— Зачем еще?
— Командировка.
Спрашивать куда, дома не было заведено. Но про чемодан — можно.
— Мало своих, что ли? Старый какой–то, подергканный.
— По случаю, в комиссионке у Сретенских ворот…
Не в комиссионном магазине он разжился этим не очень новым, но очень заграничным чемоданом с наклейками отелей Бремена, Вены, Гавра, с никелированными застежками, поперечным ремнем, карманом на внутренней стороне крышки.
— Чемоданчик правильный, не подкопаешься, — заверил человек, занимавшийся экипировкой Сверчевского.
Ворсистое серое пальто с фирменной наклейкой на подкладке всем видом тоже подтверждало свое иноземное происхождение.

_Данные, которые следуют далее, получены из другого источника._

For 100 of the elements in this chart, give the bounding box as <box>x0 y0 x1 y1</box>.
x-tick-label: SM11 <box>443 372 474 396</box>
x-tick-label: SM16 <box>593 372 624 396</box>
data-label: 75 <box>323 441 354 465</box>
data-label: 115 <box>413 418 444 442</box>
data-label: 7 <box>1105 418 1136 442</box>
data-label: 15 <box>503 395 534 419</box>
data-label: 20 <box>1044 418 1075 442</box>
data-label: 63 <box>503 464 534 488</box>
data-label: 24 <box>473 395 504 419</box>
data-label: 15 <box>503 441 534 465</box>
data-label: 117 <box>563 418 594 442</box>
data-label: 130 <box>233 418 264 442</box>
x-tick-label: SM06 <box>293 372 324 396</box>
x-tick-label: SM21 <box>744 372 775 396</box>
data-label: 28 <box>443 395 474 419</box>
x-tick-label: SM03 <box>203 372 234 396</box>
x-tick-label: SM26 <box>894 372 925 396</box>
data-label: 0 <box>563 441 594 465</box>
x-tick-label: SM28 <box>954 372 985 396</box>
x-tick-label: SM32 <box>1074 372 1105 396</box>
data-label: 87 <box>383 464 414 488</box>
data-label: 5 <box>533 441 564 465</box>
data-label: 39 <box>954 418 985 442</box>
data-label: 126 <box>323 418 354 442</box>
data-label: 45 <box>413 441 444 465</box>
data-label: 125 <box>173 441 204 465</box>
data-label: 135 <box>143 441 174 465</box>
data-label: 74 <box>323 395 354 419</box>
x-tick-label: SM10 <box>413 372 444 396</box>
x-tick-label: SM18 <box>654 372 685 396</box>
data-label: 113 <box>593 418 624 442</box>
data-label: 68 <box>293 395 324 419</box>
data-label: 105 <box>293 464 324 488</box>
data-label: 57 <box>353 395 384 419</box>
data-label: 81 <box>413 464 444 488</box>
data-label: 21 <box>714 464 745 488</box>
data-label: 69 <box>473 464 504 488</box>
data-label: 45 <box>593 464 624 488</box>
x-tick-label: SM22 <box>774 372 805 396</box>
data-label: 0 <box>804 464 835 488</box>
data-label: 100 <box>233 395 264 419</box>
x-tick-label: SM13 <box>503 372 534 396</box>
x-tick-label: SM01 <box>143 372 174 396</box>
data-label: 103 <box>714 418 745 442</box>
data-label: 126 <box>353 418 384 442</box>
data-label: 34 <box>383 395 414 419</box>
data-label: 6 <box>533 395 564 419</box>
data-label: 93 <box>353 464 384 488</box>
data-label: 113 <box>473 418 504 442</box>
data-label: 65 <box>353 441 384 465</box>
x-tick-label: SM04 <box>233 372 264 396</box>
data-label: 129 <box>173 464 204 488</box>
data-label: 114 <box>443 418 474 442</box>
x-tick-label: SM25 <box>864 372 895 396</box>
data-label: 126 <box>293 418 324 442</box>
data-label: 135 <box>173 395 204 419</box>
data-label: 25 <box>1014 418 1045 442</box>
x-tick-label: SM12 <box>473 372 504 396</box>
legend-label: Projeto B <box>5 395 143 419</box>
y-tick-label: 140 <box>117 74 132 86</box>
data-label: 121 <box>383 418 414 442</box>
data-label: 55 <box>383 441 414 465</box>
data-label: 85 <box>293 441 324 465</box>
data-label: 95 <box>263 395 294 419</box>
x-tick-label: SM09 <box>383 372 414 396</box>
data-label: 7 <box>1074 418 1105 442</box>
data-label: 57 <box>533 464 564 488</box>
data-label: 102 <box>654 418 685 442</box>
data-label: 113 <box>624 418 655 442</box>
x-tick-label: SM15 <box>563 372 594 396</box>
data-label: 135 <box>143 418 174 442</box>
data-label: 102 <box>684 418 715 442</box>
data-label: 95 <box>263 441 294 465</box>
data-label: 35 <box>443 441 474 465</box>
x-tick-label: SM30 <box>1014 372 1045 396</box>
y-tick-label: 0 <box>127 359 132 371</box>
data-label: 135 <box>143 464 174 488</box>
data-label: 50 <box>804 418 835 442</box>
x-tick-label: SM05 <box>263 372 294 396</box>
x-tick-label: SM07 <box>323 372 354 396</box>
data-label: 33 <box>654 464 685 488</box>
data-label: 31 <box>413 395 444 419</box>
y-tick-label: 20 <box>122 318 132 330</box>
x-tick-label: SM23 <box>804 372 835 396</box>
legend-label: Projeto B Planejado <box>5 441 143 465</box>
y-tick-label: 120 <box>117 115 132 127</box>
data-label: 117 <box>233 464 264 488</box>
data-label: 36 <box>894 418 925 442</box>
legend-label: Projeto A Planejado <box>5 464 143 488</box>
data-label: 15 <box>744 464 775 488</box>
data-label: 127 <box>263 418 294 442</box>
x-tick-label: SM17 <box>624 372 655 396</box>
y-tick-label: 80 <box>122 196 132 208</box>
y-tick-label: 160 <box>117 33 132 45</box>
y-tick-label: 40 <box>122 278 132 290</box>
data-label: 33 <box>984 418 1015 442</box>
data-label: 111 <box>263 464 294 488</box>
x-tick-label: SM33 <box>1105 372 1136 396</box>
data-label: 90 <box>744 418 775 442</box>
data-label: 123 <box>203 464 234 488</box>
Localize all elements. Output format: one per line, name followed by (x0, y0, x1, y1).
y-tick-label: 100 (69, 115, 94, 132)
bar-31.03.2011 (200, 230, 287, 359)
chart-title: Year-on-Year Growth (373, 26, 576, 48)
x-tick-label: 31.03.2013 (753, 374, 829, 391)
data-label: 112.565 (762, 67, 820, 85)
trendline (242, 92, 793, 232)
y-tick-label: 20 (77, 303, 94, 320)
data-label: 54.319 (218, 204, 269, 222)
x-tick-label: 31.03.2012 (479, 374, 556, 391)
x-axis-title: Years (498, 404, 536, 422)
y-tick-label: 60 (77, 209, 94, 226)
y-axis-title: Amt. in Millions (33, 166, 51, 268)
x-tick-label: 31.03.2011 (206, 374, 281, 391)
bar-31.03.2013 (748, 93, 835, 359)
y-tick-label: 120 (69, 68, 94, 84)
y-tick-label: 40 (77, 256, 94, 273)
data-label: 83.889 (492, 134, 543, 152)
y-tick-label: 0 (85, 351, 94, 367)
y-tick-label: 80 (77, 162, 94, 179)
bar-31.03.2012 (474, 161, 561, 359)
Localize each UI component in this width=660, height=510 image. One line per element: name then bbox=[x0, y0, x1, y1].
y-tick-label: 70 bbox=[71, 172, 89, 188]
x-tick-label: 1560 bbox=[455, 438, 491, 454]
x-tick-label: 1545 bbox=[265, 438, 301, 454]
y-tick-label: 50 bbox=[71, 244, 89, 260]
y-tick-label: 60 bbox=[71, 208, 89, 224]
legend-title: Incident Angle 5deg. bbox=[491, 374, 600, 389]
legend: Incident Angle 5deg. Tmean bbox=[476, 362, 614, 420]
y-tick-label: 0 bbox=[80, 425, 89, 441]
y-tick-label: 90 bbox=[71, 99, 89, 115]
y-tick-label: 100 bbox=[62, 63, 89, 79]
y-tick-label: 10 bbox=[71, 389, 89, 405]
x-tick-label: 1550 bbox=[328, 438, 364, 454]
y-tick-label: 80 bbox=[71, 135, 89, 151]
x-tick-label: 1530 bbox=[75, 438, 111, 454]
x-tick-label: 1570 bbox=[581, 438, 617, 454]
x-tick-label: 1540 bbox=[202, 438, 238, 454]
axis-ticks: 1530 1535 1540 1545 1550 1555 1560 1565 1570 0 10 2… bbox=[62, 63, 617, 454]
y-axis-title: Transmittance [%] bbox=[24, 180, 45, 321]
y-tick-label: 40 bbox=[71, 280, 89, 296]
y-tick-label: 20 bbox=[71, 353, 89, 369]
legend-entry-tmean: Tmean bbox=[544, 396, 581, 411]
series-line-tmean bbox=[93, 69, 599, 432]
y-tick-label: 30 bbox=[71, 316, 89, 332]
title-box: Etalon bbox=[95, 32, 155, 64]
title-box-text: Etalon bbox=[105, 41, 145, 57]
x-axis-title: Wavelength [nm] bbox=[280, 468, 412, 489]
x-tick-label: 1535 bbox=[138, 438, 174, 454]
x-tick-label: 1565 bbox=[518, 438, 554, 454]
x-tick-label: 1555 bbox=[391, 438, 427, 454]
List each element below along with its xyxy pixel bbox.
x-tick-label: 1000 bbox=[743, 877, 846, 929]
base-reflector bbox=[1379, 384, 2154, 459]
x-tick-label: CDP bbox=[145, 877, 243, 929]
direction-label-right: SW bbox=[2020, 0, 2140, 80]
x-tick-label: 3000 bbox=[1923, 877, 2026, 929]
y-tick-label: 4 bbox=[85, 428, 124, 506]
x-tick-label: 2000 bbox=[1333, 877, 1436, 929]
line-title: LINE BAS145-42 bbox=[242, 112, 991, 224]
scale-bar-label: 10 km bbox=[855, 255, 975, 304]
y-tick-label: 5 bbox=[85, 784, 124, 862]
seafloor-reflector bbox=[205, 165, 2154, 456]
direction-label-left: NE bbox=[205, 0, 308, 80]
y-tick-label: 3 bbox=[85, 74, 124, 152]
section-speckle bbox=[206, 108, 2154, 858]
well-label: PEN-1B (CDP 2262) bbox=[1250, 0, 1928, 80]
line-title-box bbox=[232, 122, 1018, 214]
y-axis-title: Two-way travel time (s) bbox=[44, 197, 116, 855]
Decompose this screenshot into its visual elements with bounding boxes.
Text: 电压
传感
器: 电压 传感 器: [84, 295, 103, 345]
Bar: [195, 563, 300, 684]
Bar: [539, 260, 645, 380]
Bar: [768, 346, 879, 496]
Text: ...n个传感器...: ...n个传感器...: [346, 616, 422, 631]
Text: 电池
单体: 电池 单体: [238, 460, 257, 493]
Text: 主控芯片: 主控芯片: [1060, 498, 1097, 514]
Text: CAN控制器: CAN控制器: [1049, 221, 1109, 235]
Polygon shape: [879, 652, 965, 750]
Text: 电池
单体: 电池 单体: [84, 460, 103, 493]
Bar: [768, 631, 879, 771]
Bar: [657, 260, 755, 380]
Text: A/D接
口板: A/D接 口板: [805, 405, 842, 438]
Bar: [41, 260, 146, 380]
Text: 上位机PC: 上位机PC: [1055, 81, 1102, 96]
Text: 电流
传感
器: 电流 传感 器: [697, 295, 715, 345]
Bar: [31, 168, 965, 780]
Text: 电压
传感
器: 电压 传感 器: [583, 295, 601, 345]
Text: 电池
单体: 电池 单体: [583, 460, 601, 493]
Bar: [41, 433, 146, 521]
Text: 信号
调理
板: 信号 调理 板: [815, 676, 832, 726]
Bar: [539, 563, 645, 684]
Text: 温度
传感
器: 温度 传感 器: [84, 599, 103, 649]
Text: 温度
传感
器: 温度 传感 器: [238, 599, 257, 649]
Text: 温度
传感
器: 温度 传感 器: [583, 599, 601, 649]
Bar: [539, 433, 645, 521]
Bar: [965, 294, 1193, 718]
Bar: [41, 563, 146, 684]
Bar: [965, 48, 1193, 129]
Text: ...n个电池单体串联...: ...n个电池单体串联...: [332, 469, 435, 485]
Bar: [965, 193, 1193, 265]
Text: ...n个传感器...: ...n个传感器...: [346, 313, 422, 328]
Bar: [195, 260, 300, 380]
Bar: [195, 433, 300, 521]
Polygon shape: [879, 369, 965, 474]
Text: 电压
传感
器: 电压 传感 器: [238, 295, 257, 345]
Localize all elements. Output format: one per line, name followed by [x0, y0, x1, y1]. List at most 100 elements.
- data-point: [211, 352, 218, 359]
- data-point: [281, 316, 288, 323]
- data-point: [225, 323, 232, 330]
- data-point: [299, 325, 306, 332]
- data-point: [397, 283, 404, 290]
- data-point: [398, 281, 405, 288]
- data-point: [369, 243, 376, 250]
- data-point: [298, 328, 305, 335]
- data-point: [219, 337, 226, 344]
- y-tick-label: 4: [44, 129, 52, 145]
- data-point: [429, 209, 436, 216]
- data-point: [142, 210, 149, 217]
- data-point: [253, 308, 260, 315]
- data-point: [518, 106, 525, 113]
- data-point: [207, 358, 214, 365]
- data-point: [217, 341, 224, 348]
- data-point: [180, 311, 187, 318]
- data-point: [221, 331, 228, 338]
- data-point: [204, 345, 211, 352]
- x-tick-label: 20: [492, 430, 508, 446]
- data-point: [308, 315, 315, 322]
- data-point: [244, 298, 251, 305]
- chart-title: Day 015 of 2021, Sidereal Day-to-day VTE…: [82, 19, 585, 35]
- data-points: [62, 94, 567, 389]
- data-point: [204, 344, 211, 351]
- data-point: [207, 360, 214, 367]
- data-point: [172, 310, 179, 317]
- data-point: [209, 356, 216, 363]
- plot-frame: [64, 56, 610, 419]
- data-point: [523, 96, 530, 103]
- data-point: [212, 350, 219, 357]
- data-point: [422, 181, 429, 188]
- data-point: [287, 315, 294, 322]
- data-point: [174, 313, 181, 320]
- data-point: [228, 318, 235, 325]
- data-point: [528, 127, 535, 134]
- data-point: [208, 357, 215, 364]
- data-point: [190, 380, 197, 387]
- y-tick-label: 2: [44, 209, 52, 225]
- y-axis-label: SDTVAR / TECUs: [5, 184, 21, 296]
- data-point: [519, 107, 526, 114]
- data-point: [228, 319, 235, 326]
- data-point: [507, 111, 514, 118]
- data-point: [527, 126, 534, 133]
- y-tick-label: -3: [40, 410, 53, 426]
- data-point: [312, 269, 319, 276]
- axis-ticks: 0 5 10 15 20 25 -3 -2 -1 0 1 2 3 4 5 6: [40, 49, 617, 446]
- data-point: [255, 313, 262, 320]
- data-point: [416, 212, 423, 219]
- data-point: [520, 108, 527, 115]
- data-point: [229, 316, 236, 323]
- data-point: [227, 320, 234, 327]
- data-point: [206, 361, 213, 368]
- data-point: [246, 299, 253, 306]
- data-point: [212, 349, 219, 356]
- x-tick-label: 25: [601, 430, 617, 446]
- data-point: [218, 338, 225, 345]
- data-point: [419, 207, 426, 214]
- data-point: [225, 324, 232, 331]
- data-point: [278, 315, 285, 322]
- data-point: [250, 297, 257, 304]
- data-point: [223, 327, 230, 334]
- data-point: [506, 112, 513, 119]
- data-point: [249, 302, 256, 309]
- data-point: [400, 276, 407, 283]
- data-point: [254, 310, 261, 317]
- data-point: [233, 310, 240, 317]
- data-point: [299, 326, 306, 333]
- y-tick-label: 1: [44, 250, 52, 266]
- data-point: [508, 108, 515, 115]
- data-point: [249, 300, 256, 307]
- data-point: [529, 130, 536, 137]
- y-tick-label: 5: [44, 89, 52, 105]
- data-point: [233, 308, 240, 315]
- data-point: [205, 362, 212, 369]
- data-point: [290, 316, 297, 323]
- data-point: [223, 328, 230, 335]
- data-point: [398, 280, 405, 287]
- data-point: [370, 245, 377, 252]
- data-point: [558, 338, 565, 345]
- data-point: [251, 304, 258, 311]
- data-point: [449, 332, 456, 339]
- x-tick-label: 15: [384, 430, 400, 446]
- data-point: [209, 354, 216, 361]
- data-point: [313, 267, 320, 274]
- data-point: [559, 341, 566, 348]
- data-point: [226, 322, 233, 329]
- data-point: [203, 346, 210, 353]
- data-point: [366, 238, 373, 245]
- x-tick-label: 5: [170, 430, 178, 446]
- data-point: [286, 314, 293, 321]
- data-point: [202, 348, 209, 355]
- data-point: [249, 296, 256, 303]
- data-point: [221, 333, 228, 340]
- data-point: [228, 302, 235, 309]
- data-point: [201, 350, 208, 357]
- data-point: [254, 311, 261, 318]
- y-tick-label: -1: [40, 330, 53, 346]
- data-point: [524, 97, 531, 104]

Эти новые, купленные вроде бы вещи вселяли в Анну Васильевну неизъяснимое беспокойство. Оно выливалось то раздражением, то неожиданной лаской, то хмурым молчанием.
Карл все видел и, тревожась, думал: «Каково–то ей будет без меня?» Однако старался отбросить эту мысль если не как праздную, то все же второстепенную. «Управится, обойдется…»
Он собрал близких по случаю выходного, по случаю командировки на Дальний Восток; может задержаться, не поспеть к новому — тридцать седьмому — году. Когда Тадеуш, ввинтив две лампочки по сто свечей, нацелился фотоаппаратом, Нюра прильнула к мужу, опустила голову ему на плечо.
В день отъезда Тося со своим классом отправилась в культпоход на «Псковитянку» в Большой театр. Младшие дочери играли у подружек в соседнем подъезде.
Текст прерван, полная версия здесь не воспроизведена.